Controlled Impedance
How Trace Geometry Sets Z0
A transmission line on a circuit board behaves as a distributed network of series inductance and shunt capacitance per unit length. Its characteristic impedance is the square root of that inductance-to-capacitance ratio, which means the value is governed entirely by physical geometry and the surrounding dielectric, not by the line length or the source. Widen the trace and the shunt capacitance to the reference plane rises while the loop inductance falls, so the impedance drops. Move the trace farther from the plane (thicker dielectric) and the impedance climbs. Controlled-impedance design is the discipline of pinning these geometric variables so that every impedance-critical net lands on the target value across the whole panel.
The dominant structures are microstrip, a trace on an outer layer above a single ground plane, and stripline, a trace buried between two ground planes. Microstrip is easier to route and probe but its field straddles both the substrate and the air above it, so its effective permittivity is a weighted average that shifts when solder mask is added. Stripline sits in a homogeneous dielectric, giving a cleaner, mask-immune impedance and slightly slower propagation. For RF boards the most common choice is grounded coplanar waveguide, a microstrip variant with adjacent ground pours that give the designer a second geometric knob (the gap) for hitting 50 Ω while suppressing surface-wave coupling.
Material selection matters as much as geometry. FR-4 has a relative permittivity near 4.3 that drifts with frequency and resin content, which limits its accuracy above a few gigahertz, so millimeter-wave assemblies move to PTFE-based laminates such as Rogers RO4350B or RT/duroid, where the permittivity is tightly specified. The fabricator verifies the result with a time-domain reflectometer on a dedicated impedance coupon and reports the measured value against the target on the fab drawing.
Microstrip and Stripline Impedance Equations
Z0 = √(L / C) ≈ √(L0 / C0) per unit length
Microstrip (IPC-2141 / Wheeler approximation, 0.1 < W/h < 2):
Z0 ≈ (87 / √(εr + 1.41)) × ln(5.98h / (0.8W + t)) Ω
Symmetric Stripline (thin trace):
Z0 ≈ (60 / √εr) × ln(4b / (0.67π(0.8W + t))) Ω
Where W = trace width, t = copper thickness, h = dielectric height above the plane, b = plate separation (stripline), εr = relative permittivity.
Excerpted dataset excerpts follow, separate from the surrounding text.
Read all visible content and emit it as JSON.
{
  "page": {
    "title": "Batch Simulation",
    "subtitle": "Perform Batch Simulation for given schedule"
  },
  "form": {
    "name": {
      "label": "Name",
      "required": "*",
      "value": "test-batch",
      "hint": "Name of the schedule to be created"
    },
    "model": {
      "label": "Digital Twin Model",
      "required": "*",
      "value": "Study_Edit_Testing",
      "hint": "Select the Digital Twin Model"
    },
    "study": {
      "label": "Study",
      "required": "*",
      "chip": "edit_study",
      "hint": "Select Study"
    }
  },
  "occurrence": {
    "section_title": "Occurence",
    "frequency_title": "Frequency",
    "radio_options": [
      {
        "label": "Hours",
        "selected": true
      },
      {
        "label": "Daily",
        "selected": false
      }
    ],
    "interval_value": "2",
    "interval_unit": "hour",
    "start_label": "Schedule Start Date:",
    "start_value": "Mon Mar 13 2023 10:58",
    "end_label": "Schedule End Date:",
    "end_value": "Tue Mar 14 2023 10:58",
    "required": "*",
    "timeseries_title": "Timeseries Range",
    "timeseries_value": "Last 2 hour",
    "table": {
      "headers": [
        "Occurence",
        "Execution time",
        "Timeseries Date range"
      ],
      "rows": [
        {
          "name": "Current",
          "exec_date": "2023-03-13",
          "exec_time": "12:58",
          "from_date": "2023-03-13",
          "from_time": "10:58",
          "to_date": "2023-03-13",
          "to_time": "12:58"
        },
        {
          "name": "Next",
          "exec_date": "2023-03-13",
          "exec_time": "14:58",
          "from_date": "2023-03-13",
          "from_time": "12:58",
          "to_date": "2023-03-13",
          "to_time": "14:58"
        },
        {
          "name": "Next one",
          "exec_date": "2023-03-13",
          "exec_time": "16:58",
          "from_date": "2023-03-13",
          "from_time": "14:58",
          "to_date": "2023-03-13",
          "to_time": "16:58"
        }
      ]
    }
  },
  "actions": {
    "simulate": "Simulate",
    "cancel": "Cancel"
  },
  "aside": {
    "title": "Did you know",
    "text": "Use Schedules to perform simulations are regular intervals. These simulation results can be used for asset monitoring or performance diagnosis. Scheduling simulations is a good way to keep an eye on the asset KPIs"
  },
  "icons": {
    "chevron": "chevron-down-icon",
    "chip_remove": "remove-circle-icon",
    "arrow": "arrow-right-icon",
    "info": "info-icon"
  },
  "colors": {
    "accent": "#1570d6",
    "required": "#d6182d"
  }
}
Example: microstrip, εr = 3.66 (RO4350B), h = 10 mil, t = 0.6 mil → the equation gives Z0 ≈ 50 Ω at W ≈ 20 mil (W/h = 2.0).
Stackup and Geometry Comparison
| Structure | Reference | 50 Ω Width (10 mil h) | Mask Sensitive | Loss | Best Use |
|---|---|---|---|---|---|
| Microstrip (FR-4) | 1 plane | ~18 mil | Yes (1 to 3 Ω) | Moderate | Low-cost RF, sub-6 GHz |
| Microstrip (RO4350B) | 1 plane | ~20 mil | Yes | Low | mmWave front ends |
| Grounded CPW | 1 plane + side pours | Set by gap + width | Reduced | Low | Dense RF routing |
| Symmetric stripline | 2 planes | ~9 mil (b = 20 mil) | No | Higher | High-precision digital/RF |
| Differential pair | 1 to 2 planes | 100 Ω diff (gap-set) | Yes (microstrip) | Moderate | SerDes, LVDS, USB |
Frequently Asked Questions
What trace width gives 50 ohms on a typical RF board?
It depends on the stackup. On microstrip over 10 mil FR-4 (εr ≈ 4.3) a single trace needs roughly 18 to 19 mil for 50 Ω; on 10 mil RO4350B (εr 3.66) it widens to about 20 mil because the lower permittivity demands a wider conductor. Halving the dielectric height roughly halves the width. Fix the stackup first, then solve for W with a 2D field solver or the microstrip closed form. Grounded coplanar waveguide adds the ground gap as a second tuning knob.
What tolerance can a fabricator hold on controlled impedance?
Standard fabrication holds ±10%, so a 50 Ω trace lands between 45 and 55 Ω. Premium RF processes with TDR-verified coupons hold ±5% (47.5 to 52.5 Ω). The error budget comes from etch variation (±0.5 to 1 mil on width), dielectric thickness spread of ±10% on FR-4, copper roughness, and solder mask. Each panel carries an impedance coupon the fab measures and reports against the target.
Does solder mask change microstrip impedance?
Yes. A 0.5 to 1 mil mask layer (εr ≈ 3.3 to 3.9) over a microstrip trace raises the effective permittivity and lowers Z0 by roughly 1 to 3 Ω versus bare copper. Designers either model the mask in the field solver or specify exposed copper over impedance-critical traces. Buried stripline is immune, which is one reason high-precision controlled-impedance routing favors stripline despite higher loss and harder rework.